Max Verstappen heads home next on his quest to 2022 title glory, though fans at the Dutch Grand Prix may need to keep an eye on the forecast.
Formula 1 is now very much back in action after the summer break, the Dutch Grand Prix serving as part two to this triple-header, following on from the Belgian Grand Prix.
And judging by what went down in Spa, Verstappen is well set to delight his fans at Zandvoort, with successive World Championships now looking like a formality.
Verstappen was in a class of his own during the Belgian GP, qualifying fastest with an advantage north of six tenths over Ferrari’s Carlos Sainz.
A power unit-related grid penalty demoted him to P14, but Verstappen showed that he does not need to be on pole to win comfortably, or start anywhere near first position for that matter.
Steaming through the pack, Verstappen would win the Belgian GP, crossing the line just under 18 seconds ahead of team-mate Sergio Perez as Red Bull scored a one-two.
This will be the second Dutch Grand Prix since the event returned to the Formula 1 calendar, and Verstappen’s performance at Circuit Zandvoort last season will certainly not be encouraging for Ferrari.
The 2021 title battle between Verstappen and Mercedes’ Lewis Hamilton went all the way to the last lap of the season, but even then, at the Dutch GP of that season Hamilton had no answer for Verstappen.
Ferrari then may be hoping that some unpredictable weather comes into play at Zandvoort. While it does seem like rain only helps Verstappen find another gear, anything can happen in those conditions, presenting opportunity.
And while the current forecast advocates for a dry race weekend, there is a chance of rain on Saturday, and come Monday, the day after the race, the outlook is for showers and thunderstorms to roll in. Ferrari will be hoping they arrive a little ahead of schedule.
Friday, September 2 – FP1 and FP2
Fans can expect the track to be bathed in sunshine throughout Friday as the race weekend action kicks off with the first two practice sessions.
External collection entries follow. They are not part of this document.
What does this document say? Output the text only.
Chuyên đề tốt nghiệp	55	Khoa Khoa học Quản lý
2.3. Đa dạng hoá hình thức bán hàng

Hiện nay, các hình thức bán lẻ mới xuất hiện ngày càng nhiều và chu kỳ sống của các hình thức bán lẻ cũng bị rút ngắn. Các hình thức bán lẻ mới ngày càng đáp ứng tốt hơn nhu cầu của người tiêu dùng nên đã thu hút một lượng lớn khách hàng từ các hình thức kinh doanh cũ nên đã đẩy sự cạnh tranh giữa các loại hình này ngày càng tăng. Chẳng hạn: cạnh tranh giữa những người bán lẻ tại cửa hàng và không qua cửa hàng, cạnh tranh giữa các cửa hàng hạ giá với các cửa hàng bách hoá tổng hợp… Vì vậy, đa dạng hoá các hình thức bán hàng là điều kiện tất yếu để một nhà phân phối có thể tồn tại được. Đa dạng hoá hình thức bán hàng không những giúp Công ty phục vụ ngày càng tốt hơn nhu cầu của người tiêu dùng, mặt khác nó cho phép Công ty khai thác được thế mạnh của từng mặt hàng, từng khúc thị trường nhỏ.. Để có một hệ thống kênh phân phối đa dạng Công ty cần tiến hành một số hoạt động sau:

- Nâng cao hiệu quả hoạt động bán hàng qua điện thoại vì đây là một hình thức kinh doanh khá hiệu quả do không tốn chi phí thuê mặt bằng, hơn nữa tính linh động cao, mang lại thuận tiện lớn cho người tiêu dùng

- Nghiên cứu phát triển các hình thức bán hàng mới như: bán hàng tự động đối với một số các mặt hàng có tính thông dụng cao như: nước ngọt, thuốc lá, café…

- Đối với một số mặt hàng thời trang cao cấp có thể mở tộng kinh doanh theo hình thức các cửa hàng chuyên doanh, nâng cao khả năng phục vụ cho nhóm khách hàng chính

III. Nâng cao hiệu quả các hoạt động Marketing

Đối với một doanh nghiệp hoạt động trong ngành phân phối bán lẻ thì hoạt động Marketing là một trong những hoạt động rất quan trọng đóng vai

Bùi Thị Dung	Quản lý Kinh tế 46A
There is virtually no chance of rain, with temperatures set to break 20 degrees Celsius in time for FP1. There will be a moderate breeze though, which could catch the drivers out.
By FP2 perhaps a little more cloud cover can be expected, but temperatures are set to climb to 24c. The wind will drop slightly, but still will be more than noticeable around this coastal town.
Saturday, September 3 – FP3 and qualifying
By the time of FP3, drivers can expect 62% humidity as some sunny intervals break through the cloud cover at times, with temperatures nudging into the low 20s as the wind strength slowly begins to decline.
The threat of rain also grows, though at this stage it is described as a low chance. Qualifying then begins at 1500 local time, with the prospects of rain starting to increase towards the end of that session, should it run as planned without interruptions.
The winds should get lighter still by the time of qualifying, with temperatures still in the low 20s, perhaps climbing by a couple of degrees from FP3. Humidity will remain between 61-62%.
Sunday, September 4 – race
According to the current forecast, the threat of rain will actually be lower on race day compared to Saturday, but much of the race activity is set to take place under cloudy skies, with the Dutch Grand Prix getting underway at 1500 local time.
Temperatures are set to stick at 23c, though it will feel around four degrees higher than that with 63% humidity, which could climb to 64% by the closing stages of the race. A gentle breeze from the southeast will amble through the circuit.
Rain showers are set to begin from the day after the race, so unless they arrive a little earlier than planned, a dry race is expected.